Some of our young students tell us, after only a few classes, things like “I can’t wait to grow up, study at M.I.T. and become an engineer.” While that’s nice to hear (we love working with students with clear dreams and high standards), rolling out the next generation of S.T.E.M. majors or workers is not our raison d'être. Of course, we see the connections between S.T.E.M. and the Maker Movement. However, we focus on much more than the narrow consideration of cultivating college majors. After all, we work with elementary students! More important, we’re simply more interested in nurturing students’ skills in the areas of creativity, critical thinking, curiosity, collaboration, communication, competence and compassion, what we call “the 7 C’s.” If our efforts to help cultivate a new generation of Makers pay dividends for students in high school, college or beyond, that’s music to our ears!

But my child isn’t into LEGOs, doesn’t play with blocks anymore, and isn’t very artistic. Should s/he sign up for a club or camp?

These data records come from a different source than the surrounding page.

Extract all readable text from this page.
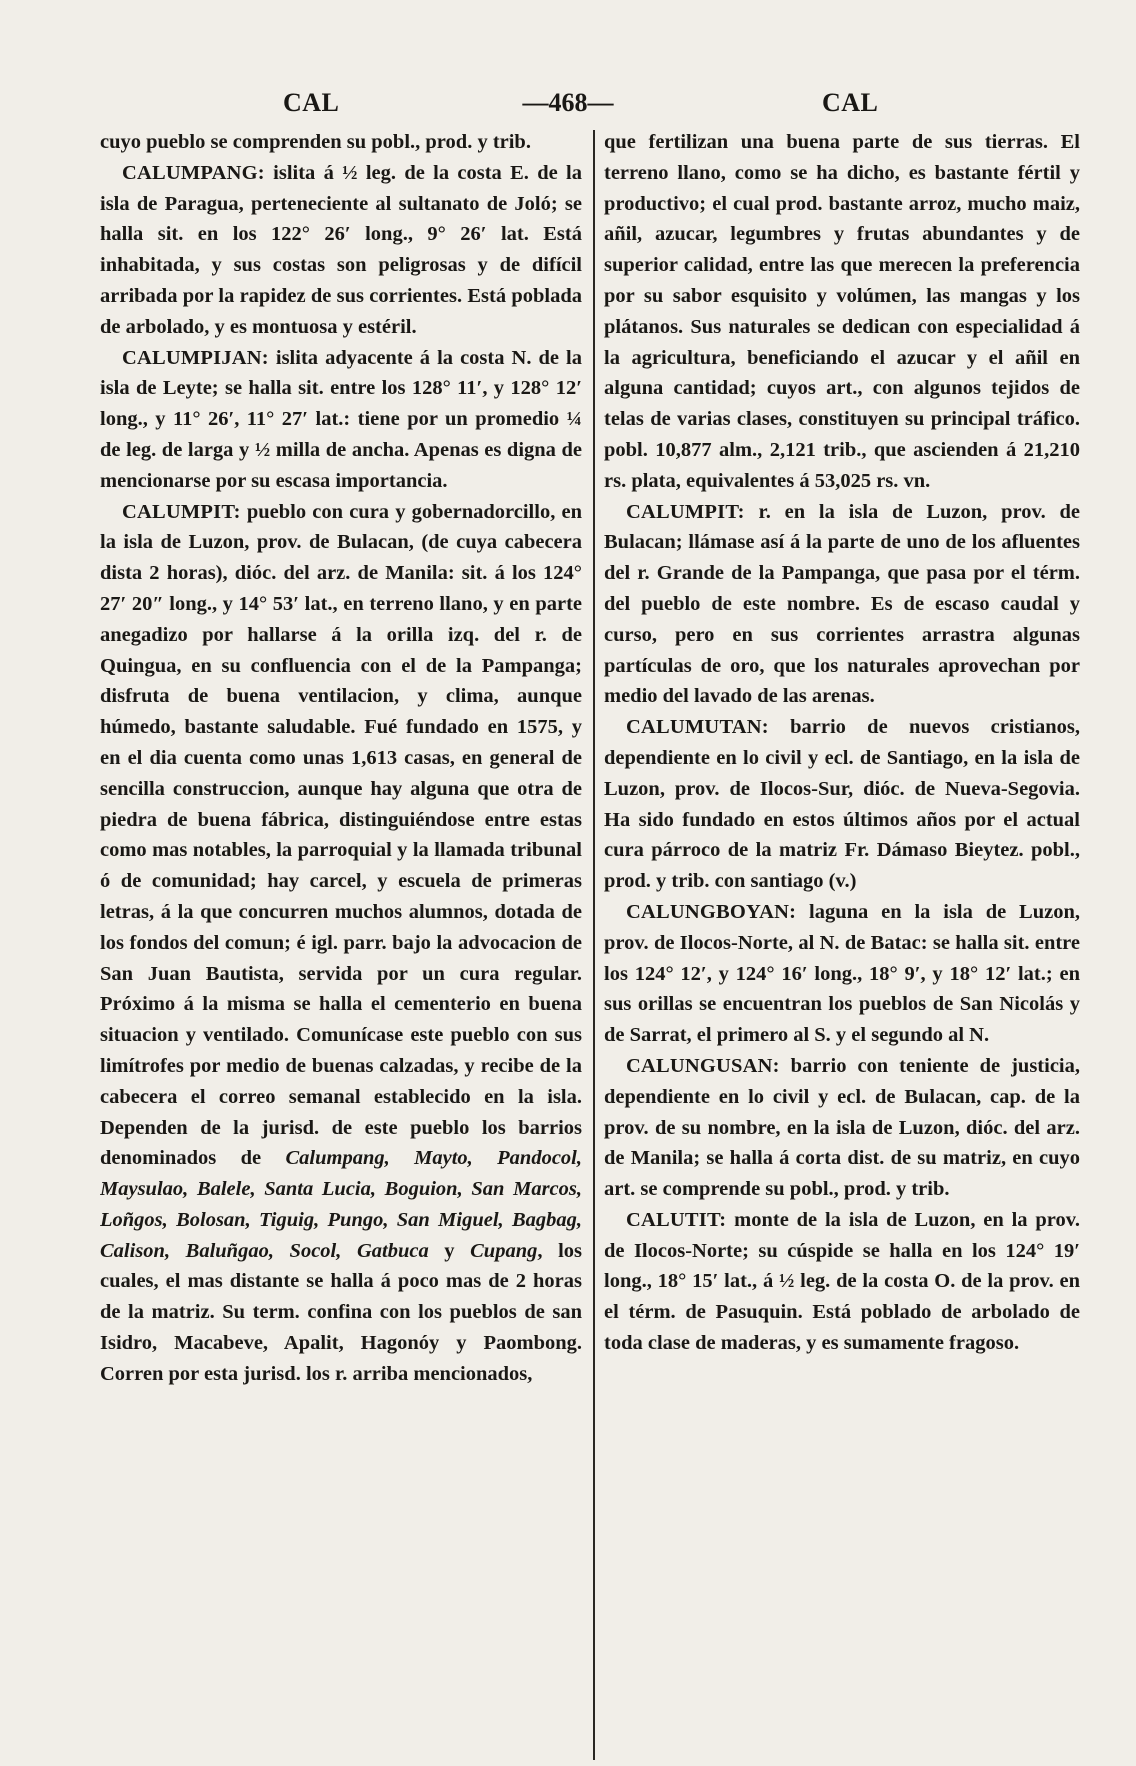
CAL	—468—	CAL

cuyo pueblo se comprenden su pobl., prod. y trib.

CALUMPANG: islita á ½ leg. de la costa E. de la isla de Paragua, perteneciente al sultanato de Joló; se halla sit. en los 122° 26′ long., 9° 26′ lat. Está inhabitada, y sus costas son peligrosas y de difícil arribada por la rapidez de sus corrientes. Está poblada de arbolado, y es montuosa y estéril.

CALUMPIJAN: islita adyacente á la costa N. de la isla de Leyte; se halla sit. entre los 128° 11′, y 128° 12′ long., y 11° 26′, 11° 27′ lat.: tiene por un promedio ¼ de leg. de larga y ½ milla de ancha. Apenas es digna de mencionarse por su escasa importancia.

CALUMPIT: pueblo con cura y gobernadorcillo, en la isla de Luzon, prov. de Bulacan, (de cuya cabecera dista 2 horas), dióc. del arz. de Manila: sit. á los 124° 27′ 20″ long., y 14° 53′ lat., en terreno llano, y en parte anegadizo por hallarse á la orilla izq. del r. de Quingua, en su confluencia con el de la Pampanga; disfruta de buena ventilacion, y clima, aunque húmedo, bastante saludable. Fué fundado en 1575, y en el dia cuenta como unas 1,613 casas, en general de sencilla construccion, aunque hay alguna que otra de piedra de buena fábrica, distinguiéndose entre estas como mas notables, la parroquial y la llamada tribunal ó de comunidad; hay carcel, y escuela de primeras letras, á la que concurren muchos alumnos, dotada de los fondos del comun; é igl. parr. bajo la advocacion de San Juan Bautista, servida por un cura regular. Próximo á la misma se halla el cementerio en buena situacion y ventilado. Comunícase este pueblo con sus limítrofes por medio de buenas calzadas, y recibe de la cabecera el correo semanal establecido en la isla. Dependen de la jurisd. de este pueblo los barrios denominados de Calumpang, Mayto, Pandocol, Maysulao, Balele, Santa Lucia, Boguion, San Marcos, Loñgos, Bolosan, Tiguig, Pungo, San Miguel, Bagbag, Calison, Baluñgao, Socol, Gatbuca y Cupang, los cuales, el mas distante se halla á poco mas de 2 horas de la matriz. Su term. confina con los pueblos de san Isidro, Macabeve, Apalit, Hagonóy y Paombong. Corren por esta jurisd. los r. arriba mencionados,

que fertilizan una buena parte de sus tierras. El terreno llano, como se ha dicho, es bastante fértil y productivo; el cual prod. bastante arroz, mucho maiz, añil, azucar, legumbres y frutas abundantes y de superior calidad, entre las que merecen la preferencia por su sabor esquisito y volúmen, las mangas y los plátanos. Sus naturales se dedican con especialidad á la agricultura, beneficiando el azucar y el añil en alguna cantidad; cuyos art., con algunos tejidos de telas de varias clases, constituyen su principal tráfico. pobl. 10,877 alm., 2,121 trib., que ascienden á 21,210 rs. plata, equivalentes á 53,025 rs. vn.

CALUMPIT: r. en la isla de Luzon, prov. de Bulacan; llámase así á la parte de uno de los afluentes del r. Grande de la Pampanga, que pasa por el térm. del pueblo de este nombre. Es de escaso caudal y curso, pero en sus corrientes arrastra algunas partículas de oro, que los naturales aprovechan por medio del lavado de las arenas.

CALUMUTAN: barrio de nuevos cristianos, dependiente en lo civil y ecl. de Santiago, en la isla de Luzon, prov. de Ilocos-Sur, dióc. de Nueva-Segovia. Ha sido fundado en estos últimos años por el actual cura párroco de la matriz Fr. Dámaso Bieytez. pobl., prod. y trib. con santiago (v.)

CALUNGBOYAN: laguna en la isla de Luzon, prov. de Ilocos-Norte, al N. de Batac: se halla sit. entre los 124° 12′, y 124° 16′ long., 18° 9′, y 18° 12′ lat.; en sus orillas se encuentran los pueblos de San Nicolás y de Sarrat, el primero al S. y el segundo al N.

CALUNGUSAN: barrio con teniente de justicia, dependiente en lo civil y ecl. de Bulacan, cap. de la prov. de su nombre, en la isla de Luzon, dióc. del arz. de Manila; se halla á corta dist. de su matriz, en cuyo art. se comprende su pobl., prod. y trib.

CALUTIT: monte de la isla de Luzon, en la prov. de Ilocos-Norte; su cúspide se halla en los 124° 19′ long., 18° 15′ lat., á ½ leg. de la costa O. de la prov. en el térm. de Pasuquin. Está poblado de arbolado de toda clase de maderas, y es sumamente fragoso.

The short answer is yes. An emphatic yes! We believe all children are born scientists, engineers, artists and makers. We find that today’s generation of children, the so-called “digital natives,” crave the sort of analog, hands on, real world experiences we provide---the chance to work with a simple tool and some common, found materials, in a safe, collaborative, child-centered and -driven environment. Also, for too many students today, caught in the whirlpool of high stakes standardized testing, the chance to get away from one's desk and chair in order to work with one's hands in a workshop or maker space, ignites the imagination and offers great comfort, even fulfillment.

What do you do that parents can't do themselves?

We bring over 25 years of elementary teaching and curriculum development experience to the table. Our expertise is multifaceted: we find great projects to do with young kids, some of which have delighted students in science classes for years; we provide all tools and materials; we perform quality and safety control (every project we do with kids has previously been done or built by us, sometimes several times over); and we work in thoughtful ways with large groups of 15, 20 or more children at a time. Finally, we don't only teach the skills needed to build a single project; we teach creativity, critical thinking, collaboration, and much more!

Is what you do really just arts & crafts?

No. Our projects aren't meant to be displayed on a shelf or stuck to the refrigerator. Kids in our clubs and workshops follow the engineering design process (imagine, design, build, test, improve) to make things they can test, wear, use, or play with.